Many of the evening’s most flavorful spices were actually provided by Daylight tracks. The Motown-ish ballad “Love Is Love” featured octave-climbing, Bonnie Raitt-like vocal phrasing by Potter and the soulful backing harmonies of Jones and West; “Repossession” brought a country twang to the evening via the versatile Jones switching from her primary keyboard to form a guitar trio with Potter and Yurco, and the strutting funk of “Desire” showcased more textured harmonies by the quintet.
The statuesque bandleader performed on keyboards and a variety of guitars through the night, eventually including playing slide guitar on her electric Gibson “Flying V” model. Her 12-string acoustic playing on the rhythmic Midnight track “Empty Heart” provided another highlight. Yet Potter going solo and disbanding the Nocturnals not only created a divide in her sizable fan base, but brought unintended comparisons to the careers of the three aforementioned distaff acts, all of which battled to carry on when inter-band couples formed and the relationships failed.

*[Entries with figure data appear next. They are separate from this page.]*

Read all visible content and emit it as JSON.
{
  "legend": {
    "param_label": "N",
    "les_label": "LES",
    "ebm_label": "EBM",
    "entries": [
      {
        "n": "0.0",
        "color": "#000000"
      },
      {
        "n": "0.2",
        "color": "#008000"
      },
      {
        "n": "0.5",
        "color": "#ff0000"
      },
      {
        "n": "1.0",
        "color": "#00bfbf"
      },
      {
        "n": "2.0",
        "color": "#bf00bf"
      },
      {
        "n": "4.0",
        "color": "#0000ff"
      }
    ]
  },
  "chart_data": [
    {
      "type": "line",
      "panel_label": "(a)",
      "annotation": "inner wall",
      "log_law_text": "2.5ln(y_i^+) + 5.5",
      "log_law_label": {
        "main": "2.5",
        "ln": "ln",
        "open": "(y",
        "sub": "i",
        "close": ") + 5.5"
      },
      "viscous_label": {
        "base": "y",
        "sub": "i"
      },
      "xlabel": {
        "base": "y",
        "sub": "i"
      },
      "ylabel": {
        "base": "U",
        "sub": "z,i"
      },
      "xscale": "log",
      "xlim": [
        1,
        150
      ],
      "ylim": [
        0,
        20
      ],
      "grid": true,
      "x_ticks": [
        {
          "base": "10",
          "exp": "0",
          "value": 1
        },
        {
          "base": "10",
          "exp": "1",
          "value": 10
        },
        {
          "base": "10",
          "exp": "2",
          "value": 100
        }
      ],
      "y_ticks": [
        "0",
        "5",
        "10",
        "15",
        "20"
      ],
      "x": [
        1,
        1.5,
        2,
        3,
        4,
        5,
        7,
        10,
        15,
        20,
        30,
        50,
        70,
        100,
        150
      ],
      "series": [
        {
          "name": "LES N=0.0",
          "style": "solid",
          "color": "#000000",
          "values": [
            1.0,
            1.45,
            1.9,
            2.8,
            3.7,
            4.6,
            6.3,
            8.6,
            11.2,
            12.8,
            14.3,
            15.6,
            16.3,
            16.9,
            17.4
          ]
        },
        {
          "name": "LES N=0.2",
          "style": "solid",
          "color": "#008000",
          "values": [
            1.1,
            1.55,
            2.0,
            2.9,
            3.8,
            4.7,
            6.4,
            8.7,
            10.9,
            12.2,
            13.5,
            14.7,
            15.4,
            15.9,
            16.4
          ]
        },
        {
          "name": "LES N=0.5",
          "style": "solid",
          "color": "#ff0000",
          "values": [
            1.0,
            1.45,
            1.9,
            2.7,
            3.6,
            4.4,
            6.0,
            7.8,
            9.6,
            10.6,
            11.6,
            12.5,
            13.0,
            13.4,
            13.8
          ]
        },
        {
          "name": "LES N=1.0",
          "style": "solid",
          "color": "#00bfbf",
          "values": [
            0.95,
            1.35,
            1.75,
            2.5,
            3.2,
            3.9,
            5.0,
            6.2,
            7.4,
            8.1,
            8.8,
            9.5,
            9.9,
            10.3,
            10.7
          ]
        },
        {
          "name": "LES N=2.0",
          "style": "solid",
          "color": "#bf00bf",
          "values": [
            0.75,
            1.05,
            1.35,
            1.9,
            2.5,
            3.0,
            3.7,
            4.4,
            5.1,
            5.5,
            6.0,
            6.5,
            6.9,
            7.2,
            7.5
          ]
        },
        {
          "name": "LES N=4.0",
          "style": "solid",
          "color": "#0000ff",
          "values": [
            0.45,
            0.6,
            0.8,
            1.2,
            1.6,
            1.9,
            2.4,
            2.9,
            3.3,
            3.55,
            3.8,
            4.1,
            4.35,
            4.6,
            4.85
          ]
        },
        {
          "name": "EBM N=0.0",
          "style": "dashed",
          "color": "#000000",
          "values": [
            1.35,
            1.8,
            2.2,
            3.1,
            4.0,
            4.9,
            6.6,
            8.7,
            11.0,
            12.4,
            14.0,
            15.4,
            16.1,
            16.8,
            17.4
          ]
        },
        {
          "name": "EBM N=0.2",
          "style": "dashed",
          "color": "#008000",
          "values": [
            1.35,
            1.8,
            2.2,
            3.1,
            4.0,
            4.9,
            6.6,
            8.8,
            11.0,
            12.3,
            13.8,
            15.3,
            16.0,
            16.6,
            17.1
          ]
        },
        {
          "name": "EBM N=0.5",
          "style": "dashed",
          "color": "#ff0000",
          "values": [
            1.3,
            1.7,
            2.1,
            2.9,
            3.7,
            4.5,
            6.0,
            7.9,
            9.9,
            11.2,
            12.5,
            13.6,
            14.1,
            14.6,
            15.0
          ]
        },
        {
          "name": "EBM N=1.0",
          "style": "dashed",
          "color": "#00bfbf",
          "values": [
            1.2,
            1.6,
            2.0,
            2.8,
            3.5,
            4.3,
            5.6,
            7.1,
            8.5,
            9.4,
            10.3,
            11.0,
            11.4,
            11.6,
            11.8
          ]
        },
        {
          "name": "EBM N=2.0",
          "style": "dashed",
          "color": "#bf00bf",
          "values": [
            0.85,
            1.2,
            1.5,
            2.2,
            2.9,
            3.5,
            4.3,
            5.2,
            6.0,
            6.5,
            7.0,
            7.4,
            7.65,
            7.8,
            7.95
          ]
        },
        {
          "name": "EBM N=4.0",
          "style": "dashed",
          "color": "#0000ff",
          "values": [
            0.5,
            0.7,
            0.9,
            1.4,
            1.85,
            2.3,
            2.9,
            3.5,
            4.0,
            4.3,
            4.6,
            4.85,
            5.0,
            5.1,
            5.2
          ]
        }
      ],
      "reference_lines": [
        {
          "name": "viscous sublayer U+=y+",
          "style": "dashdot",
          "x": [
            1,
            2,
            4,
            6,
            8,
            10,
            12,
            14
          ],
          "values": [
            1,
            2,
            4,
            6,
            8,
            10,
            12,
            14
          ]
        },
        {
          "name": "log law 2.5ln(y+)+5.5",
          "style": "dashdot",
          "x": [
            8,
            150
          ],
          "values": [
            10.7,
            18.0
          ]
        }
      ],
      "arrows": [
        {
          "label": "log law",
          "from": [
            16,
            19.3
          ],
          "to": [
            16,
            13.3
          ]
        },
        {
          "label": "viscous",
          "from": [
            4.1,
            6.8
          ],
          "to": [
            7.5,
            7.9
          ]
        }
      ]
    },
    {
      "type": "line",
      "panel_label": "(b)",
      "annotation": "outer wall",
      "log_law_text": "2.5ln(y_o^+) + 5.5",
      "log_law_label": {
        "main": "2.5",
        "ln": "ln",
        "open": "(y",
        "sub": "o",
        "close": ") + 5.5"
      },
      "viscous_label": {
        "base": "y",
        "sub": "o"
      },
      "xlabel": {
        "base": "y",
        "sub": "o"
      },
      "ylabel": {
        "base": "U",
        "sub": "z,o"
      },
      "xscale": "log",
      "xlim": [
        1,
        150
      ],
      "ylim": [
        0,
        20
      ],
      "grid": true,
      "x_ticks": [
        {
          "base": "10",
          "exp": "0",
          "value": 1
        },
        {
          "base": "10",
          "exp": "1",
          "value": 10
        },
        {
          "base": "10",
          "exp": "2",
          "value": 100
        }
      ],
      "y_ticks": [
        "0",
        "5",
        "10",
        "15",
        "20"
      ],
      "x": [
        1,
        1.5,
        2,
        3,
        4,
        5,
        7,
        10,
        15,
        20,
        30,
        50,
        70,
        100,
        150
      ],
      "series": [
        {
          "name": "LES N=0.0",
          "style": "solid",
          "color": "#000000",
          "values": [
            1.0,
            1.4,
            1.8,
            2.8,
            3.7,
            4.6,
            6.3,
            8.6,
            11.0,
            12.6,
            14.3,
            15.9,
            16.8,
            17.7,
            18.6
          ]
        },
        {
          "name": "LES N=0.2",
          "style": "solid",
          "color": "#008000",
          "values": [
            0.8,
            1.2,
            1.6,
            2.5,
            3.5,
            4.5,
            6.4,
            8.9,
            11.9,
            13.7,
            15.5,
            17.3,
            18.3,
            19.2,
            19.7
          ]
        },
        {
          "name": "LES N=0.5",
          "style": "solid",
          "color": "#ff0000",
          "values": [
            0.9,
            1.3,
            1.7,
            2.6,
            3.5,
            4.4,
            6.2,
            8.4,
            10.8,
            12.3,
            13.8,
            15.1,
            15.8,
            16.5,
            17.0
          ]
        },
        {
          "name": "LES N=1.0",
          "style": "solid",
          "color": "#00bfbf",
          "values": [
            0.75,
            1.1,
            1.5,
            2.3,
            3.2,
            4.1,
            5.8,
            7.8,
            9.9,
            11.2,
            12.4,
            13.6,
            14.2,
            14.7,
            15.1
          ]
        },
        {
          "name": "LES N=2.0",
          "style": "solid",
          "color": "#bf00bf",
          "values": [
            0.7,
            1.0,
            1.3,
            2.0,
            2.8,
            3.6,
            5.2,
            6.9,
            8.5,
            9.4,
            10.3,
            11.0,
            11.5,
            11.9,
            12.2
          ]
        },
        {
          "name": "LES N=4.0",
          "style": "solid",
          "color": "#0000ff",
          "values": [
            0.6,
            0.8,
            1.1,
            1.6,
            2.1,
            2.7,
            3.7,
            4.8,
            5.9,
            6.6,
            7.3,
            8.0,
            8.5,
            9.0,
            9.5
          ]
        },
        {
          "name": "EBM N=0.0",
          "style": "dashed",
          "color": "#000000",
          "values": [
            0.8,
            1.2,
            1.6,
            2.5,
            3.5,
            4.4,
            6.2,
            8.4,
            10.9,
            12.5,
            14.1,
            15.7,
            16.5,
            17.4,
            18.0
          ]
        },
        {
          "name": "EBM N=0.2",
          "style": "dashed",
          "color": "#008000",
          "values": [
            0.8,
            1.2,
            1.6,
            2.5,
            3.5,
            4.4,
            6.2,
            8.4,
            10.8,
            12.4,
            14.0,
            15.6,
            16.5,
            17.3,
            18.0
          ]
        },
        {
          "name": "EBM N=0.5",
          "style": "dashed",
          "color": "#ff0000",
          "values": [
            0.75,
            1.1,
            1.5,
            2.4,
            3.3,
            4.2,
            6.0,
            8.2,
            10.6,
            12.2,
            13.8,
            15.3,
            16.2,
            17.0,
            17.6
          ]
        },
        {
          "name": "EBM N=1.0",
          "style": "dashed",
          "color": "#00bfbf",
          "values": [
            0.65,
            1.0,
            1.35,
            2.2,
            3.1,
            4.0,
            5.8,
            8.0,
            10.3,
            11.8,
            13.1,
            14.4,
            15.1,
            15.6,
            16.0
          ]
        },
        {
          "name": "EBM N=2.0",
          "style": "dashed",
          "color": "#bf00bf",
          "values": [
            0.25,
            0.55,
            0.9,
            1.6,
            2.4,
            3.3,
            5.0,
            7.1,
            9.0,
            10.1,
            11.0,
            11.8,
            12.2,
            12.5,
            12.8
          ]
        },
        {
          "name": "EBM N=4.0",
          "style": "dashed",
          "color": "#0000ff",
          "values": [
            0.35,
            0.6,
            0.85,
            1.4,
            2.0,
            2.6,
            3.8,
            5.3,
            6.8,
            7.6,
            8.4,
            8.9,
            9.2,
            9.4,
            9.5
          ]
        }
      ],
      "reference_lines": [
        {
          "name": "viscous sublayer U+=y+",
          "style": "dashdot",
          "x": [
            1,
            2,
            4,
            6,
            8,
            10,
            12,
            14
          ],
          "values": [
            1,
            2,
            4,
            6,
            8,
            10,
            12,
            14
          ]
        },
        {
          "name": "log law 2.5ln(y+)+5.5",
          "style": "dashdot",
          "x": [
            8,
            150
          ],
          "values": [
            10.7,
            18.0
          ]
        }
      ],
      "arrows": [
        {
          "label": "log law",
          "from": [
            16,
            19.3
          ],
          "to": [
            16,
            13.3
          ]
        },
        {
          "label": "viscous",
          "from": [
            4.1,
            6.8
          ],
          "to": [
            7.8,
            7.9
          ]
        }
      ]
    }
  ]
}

The Nocturnals were founded in 2002 by Potter and drummer Matt Burr, who also became her longtime romantic partner and eventual husband in 2013. But by the time she and Burr started recording Midnight with producer and multi-instrumentalist Eric Valentine, the couple was on the outs and headed toward divorce. Potter later married Valentine, and the two now have a 2-year-old son named Sagan.
Inherent drama among Potter’s attending fans was eased by late Nocturnals gems like the dramatic ballad “Stars” and vibrant rocker “Stop the Bus,” and the two-hour set concluded with a series of encores that included another Nocturnals favorite, the church-inspired ballad “Low Road.” It featured a cameo by Nashville-based vocalist/guitarist Devon Gilfillian, whose quartet had opened the show with a sharp, soulful 45-minute run through original compositions that echoed influences from Al Green to Stevie Ray Vaughan.
Yet the most poignant encore was Potter’s solo rendition of “Release,” from Daylight. Spotlit alone at the keyboards, she played and sang an impassioned plea for forgiveness (“I release you from holding on to the bridge I burned … from the love that we swore was true/I hope that someday the sun will shine again, and you’ll release me too.”).
The ode to Burr could also apply to some Nocturnals fans. The attendees who enjoy Potter’s more recent solo work also seemed appreciative of the catalog of her former band, but not so much vice versa. Thankfully for her, Potter has both a sizable enough audience, and relatively recent crisis management skills, to withstand such disparity.